Confidence Intervals and Hypothesis Testing for High-Dimensional Regression

TL;DR

This paper introduces a new method for constructing confidence intervals and p-values in high-dimensional linear regression, overcoming the challenge of unknown parameter estimate distributions without assuming special design matrix structures.

Contribution

It proposes a de-biased estimator approach that yields nearly optimal confidence intervals and test power without restrictive design matrix assumptions.

Findings

Confidence intervals are nearly optimal in size.

The method achieves nearly optimal power for hypothesis testing.

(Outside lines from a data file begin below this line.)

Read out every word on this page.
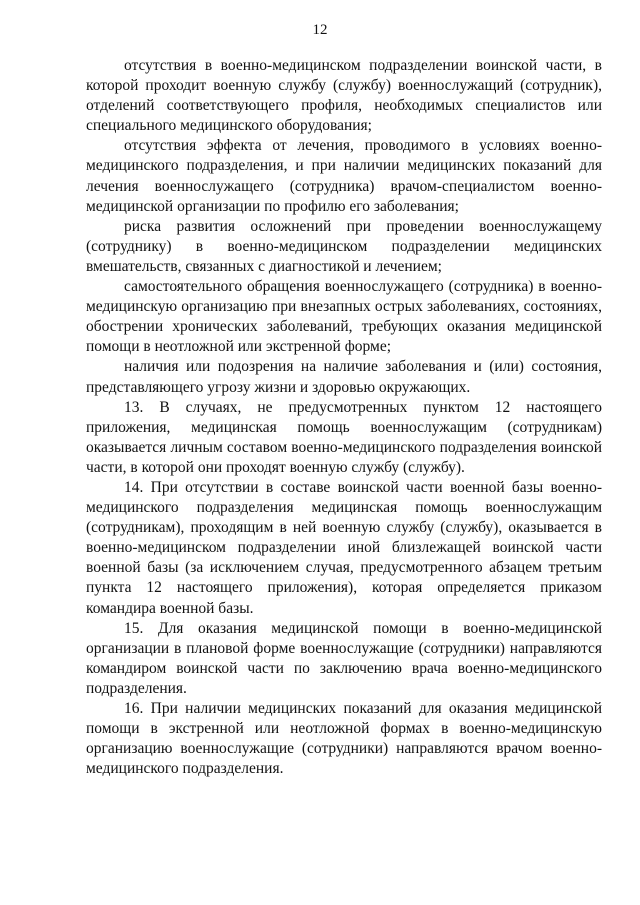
12

отсутствия в военно-медицинском подразделении воинской части, в которой проходит военную службу (службу) военнослужащий (сотрудник), отделений соответствующего профиля, необходимых специалистов или специального медицинского оборудования;

отсутствия эффекта от лечения, проводимого в условиях военно-медицинского подразделения, и при наличии медицинских показаний для лечения военнослужащего (сотрудника) врачом-специалистом военно-медицинской организации по профилю его заболевания;

риска развития осложнений при проведении военнослужащему (сотруднику) в военно-медицинском подразделении медицинских вмешательств, связанных с диагностикой и лечением;

самостоятельного обращения военнослужащего (сотрудника) в военно-медицинскую организацию при внезапных острых заболеваниях, состояниях, обострении хронических заболеваний, требующих оказания медицинской помощи в неотложной или экстренной форме;

наличия или подозрения на наличие заболевания и (или) состояния, представляющего угрозу жизни и здоровью окружающих.

13. В случаях, не предусмотренных пунктом 12 настоящего приложения, медицинская помощь военнослужащим (сотрудникам) оказывается личным составом военно-медицинского подразделения воинской части, в которой они проходят военную службу (службу).

14. При отсутствии в составе воинской части военной базы военно-медицинского подразделения медицинская помощь военнослужащим (сотрудникам), проходящим в ней военную службу (службу), оказывается в военно-медицинском подразделении иной близлежащей воинской части военной базы (за исключением случая, предусмотренного абзацем третьим пункта 12 настоящего приложения), которая определяется приказом командира военной базы.

15. Для оказания медицинской помощи в военно-медицинской организации в плановой форме военнослужащие (сотрудники) направляются командиром воинской части по заключению врача военно-медицинского подразделения.

16. При наличии медицинских показаний для оказания медицинской помощи в экстренной или неотложной формах в военно-медицинскую организацию военнослужащие (сотрудники) направляются врачом военно-медицинского подразделения.
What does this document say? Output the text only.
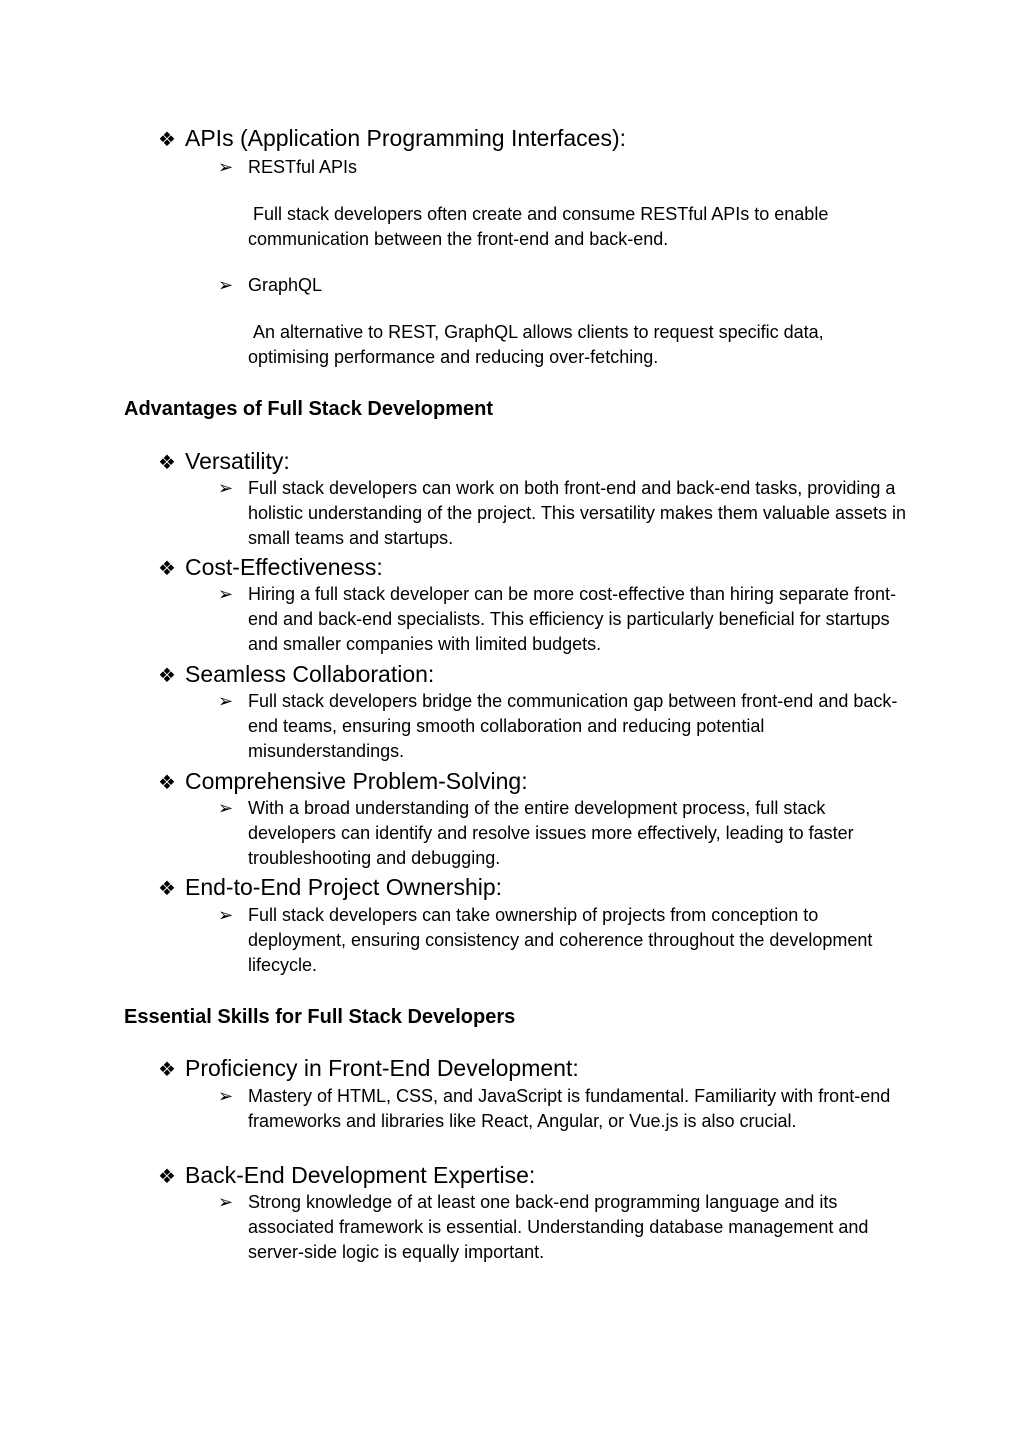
❖ APIs (Application Programming Interfaces):
➢ RESTful APIs
Full stack developers often create and consume RESTful APIs to enable communication between the front-end and back-end.
➢ GraphQL
An alternative to REST, GraphQL allows clients to request specific data, optimising performance and reducing over-fetching.
Advantages of Full Stack Development
❖ Versatility:
➢ Full stack developers can work on both front-end and back-end tasks, providing a holistic understanding of the project. This versatility makes them valuable assets in small teams and startups.
❖ Cost-Effectiveness:
➢ Hiring a full stack developer can be more cost-effective than hiring separate front-end and back-end specialists. This efficiency is particularly beneficial for startups and smaller companies with limited budgets.
❖ Seamless Collaboration:
➢ Full stack developers bridge the communication gap between front-end and back-end teams, ensuring smooth collaboration and reducing potential misunderstandings.
❖ Comprehensive Problem-Solving:
➢ With a broad understanding of the entire development process, full stack developers can identify and resolve issues more effectively, leading to faster troubleshooting and debugging.
❖ End-to-End Project Ownership:
➢ Full stack developers can take ownership of projects from conception to deployment, ensuring consistency and coherence throughout the development lifecycle.
Essential Skills for Full Stack Developers
❖ Proficiency in Front-End Development:
➢ Mastery of HTML, CSS, and JavaScript is fundamental. Familiarity with front-end frameworks and libraries like React, Angular, or Vue.js is also crucial.
❖ Back-End Development Expertise:
➢ Strong knowledge of at least one back-end programming language and its associated framework is essential. Understanding database management and server-side logic is equally important.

Validated on synthetic and genomic data.

Abstract

Fitting high-dimensional statistical models often requires the use of non-linear parameter estimation procedures. As a consequence, it is generally impossible to obtain an exact characterization of the probability distribution of the parameter estimates. This in turn implies that it is extremely challenging to quantify the \emph{uncertainty} associated with a certain parameter estimate. Concretely, no commonly accepted procedure exists for computing classical measures of uncertainty and statistical significance as confidence intervals or $p$-values for these models. We consider here high-dimensional linear regression problem, and propose an efficient algorithm for constructing confidence intervals and $p$-values. The resulting confidence intervals have nearly optimal size. When testing for the null hypothesis that a certain parameter is vanishing, our method has nearly optimal power. Our approach is based on constructing a `de-biased' version of regularized M-estimators. The new construction improves over recent work in the field in that it does not assume a special structure on the design matrix. We test our method on synthetic data and a high-throughput genomic data set about riboflavin production rate.